Nos últimos anos, os editores não conseguiram selecionar com sucesso um punhado de artigos científicos que eram, na verdade, totalmente absurdos. Em 2021, a Springer Nature foi forçada a retratar mais de 40 artigos no Jornal Árabe de Geociênciasque apesar do título da revista discutiu temas variados, incluindo esportes, poluição do ar e medicina infantil. Além de fora do assunto, os artigos eram mal escritos – a ponto de não fazerem sentido – e as frases muitas vezes careciam de uma linha de pensamento convincente.
A inteligência artificial está agravando o problema. Em fevereiro passado, a editora Frontiers foi criticada por publicar um artigo em seu periódico Célula e Biologia do Desenvolvimento que incluía imagens geradas pelo software de IA Midjourney; especificamente, muito imagens anatomicamente incorretas de vias de sinalização e genitália de ratos. A Frontiers retirou o jornal vários dias após sua publicação.

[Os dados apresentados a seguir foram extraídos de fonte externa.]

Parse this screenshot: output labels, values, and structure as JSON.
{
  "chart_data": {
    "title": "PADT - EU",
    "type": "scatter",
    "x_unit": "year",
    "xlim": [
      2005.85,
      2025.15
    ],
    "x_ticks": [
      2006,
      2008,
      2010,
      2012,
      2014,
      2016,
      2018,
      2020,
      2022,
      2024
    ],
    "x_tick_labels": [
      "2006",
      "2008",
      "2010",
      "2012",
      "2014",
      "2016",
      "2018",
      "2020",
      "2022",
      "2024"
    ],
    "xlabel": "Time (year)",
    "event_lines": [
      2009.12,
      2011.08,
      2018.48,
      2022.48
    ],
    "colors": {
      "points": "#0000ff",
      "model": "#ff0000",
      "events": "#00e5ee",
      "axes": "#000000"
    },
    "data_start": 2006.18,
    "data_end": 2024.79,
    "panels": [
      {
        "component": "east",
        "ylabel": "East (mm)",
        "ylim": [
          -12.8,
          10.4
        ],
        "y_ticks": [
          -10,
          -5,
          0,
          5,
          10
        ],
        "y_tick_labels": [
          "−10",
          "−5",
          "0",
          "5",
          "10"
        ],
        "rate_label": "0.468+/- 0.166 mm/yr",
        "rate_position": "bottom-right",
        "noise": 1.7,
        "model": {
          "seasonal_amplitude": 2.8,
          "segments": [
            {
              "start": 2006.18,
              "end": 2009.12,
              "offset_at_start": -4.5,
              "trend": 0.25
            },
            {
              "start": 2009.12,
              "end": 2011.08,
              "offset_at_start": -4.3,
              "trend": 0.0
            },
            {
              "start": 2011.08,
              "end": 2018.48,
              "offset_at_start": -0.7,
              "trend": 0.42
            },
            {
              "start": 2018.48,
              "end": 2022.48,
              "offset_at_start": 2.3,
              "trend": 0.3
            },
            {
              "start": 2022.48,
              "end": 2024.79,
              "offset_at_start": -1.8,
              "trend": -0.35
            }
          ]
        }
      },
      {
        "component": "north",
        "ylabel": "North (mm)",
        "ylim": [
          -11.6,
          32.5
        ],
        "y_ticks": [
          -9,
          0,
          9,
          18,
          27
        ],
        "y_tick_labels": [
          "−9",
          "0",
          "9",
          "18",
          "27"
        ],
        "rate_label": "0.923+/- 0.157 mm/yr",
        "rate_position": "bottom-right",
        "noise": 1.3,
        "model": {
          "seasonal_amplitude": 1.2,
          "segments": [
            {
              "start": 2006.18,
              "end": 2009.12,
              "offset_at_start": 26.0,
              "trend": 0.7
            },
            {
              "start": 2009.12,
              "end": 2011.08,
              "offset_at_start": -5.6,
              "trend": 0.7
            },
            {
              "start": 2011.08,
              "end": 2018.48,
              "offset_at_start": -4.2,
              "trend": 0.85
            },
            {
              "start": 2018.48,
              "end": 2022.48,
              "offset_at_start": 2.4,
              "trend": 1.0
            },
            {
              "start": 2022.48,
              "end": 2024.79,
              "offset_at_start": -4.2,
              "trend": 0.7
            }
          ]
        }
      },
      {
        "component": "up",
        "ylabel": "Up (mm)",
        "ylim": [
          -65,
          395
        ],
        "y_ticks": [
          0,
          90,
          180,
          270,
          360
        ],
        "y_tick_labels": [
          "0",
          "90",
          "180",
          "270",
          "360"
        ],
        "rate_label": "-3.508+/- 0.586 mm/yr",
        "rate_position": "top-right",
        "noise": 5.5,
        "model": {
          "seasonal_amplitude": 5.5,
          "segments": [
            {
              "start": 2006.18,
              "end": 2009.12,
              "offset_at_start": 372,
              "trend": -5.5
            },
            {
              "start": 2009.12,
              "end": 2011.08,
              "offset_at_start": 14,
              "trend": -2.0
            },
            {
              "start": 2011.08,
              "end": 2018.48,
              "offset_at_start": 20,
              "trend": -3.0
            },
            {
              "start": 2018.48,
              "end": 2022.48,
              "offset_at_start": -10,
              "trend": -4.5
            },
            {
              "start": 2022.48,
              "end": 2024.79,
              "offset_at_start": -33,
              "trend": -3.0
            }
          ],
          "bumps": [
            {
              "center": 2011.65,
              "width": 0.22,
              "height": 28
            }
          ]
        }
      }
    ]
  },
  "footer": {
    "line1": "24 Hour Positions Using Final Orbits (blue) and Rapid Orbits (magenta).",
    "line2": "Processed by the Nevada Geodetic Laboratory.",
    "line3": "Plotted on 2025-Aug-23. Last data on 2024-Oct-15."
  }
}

Os modelos de IA podem ser uma bênção para a ciência; os sistemas podem decodificar textos frágeis do Império Romano, encontrar Linhas de Nazca até então desconhecidas e revelar detalhes ocultos em fósseis de dinossauros. Mas o impacto da IA pode ser tão positivo ou negativo quanto o ser humano que a utiliza.
Periódicos revisados por pares – e talvez hosts e mecanismos de busca para textos acadêmicos – precisam de barreiras de proteção para garantir que a tecnologia funcione a serviço da descoberta científica, e não em oposição a ela.